Dynamics, stability, and statistics on lattices and networks

These lectures aim at surveying some dynamical models that have been widely explored in the recent scientific literature as case studies of complex dynamical evolution, emerging from the spatio-temporal organization of several coupled dynamical variables. The first message is that a suitable mathematical description of such models needs tools and concepts borrowed from the general theory of dynamical systems and from out-of-equilibrium statistical mechanics. The second message is that the overall scenario is definitely reacher than the standard problems in these fields. For instance, systems exhibiting complex unpredictable evolution do not necessarily exhibit deterministic chaotic behavior (i.e., Lyapunov chaos) as it happens for dynamical models made of a few degrees of freedom. In fact, a very large number of spatially organized dynamical variables may yield unpredictable evolution even in the absence of Lyapunov instability. Such a mechanism may emerge from the combination of spatial extension and nonlinearity.

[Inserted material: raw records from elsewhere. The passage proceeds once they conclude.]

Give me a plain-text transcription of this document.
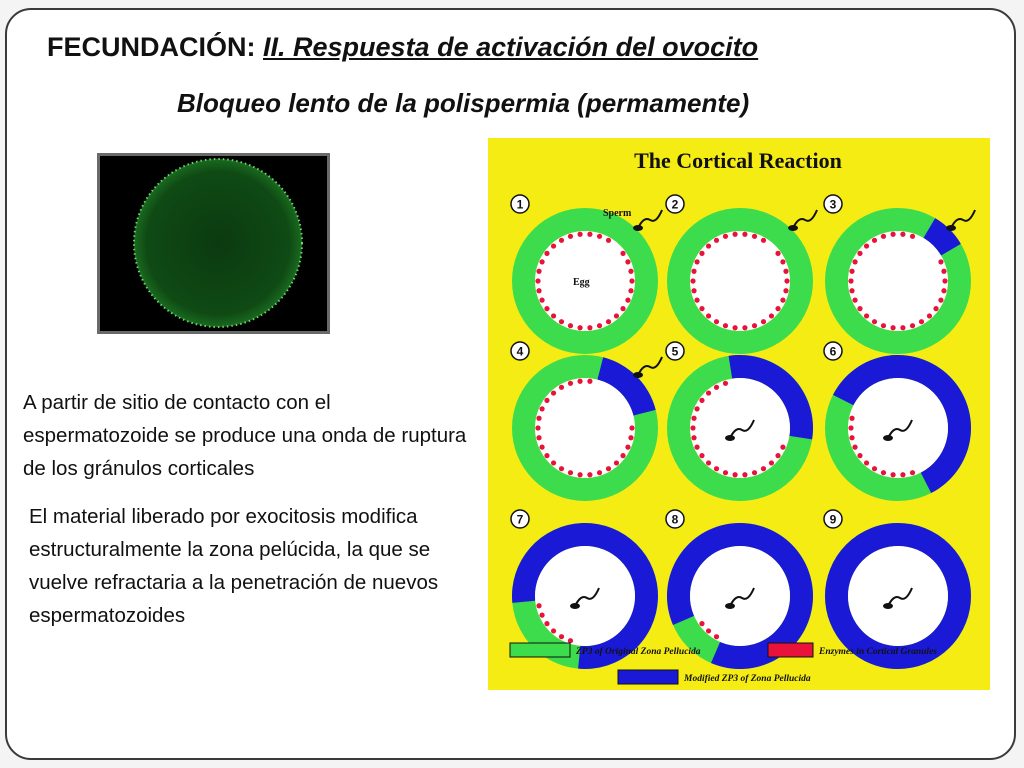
FECUNDACIÓN: II. Respuesta de activación del ovocito
Bloqueo lento de la polispermia (permamente)
A partir de sitio de contacto con el espermatozoide se produce una onda de ruptura de los gránulos corticales
El material liberado por exocitosis modifica estructuralmente la zona pelúcida, la que se vuelve refractaria a la penetración de nuevos espermatozoides
The Cortical Reaction
1
Sperm
Egg
2	3
4	5	6
7	8	9
ZP3 of Original Zona Pellucida	Enzymes in Cortical Granules
Modified ZP3 of Zona Pellucida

Moreover, spatial extension allows one to introduce naturally disorder, or heterogeneity of the interactions as important ingredients for complex evolution. It is worth to point out that the models discussed in these lectures share such features, despite they have been inspired by quite different physical and biological problems. Along these lectures we describe also some of the technical tools employed for the study of such models, e.g., Lyapunov stability analysis, unpredictability indicators for “stable chaos,” hydrodynamic description of transport in low spatial dimension, spectral decomposition of stochastic dynamics on directed networks, etc.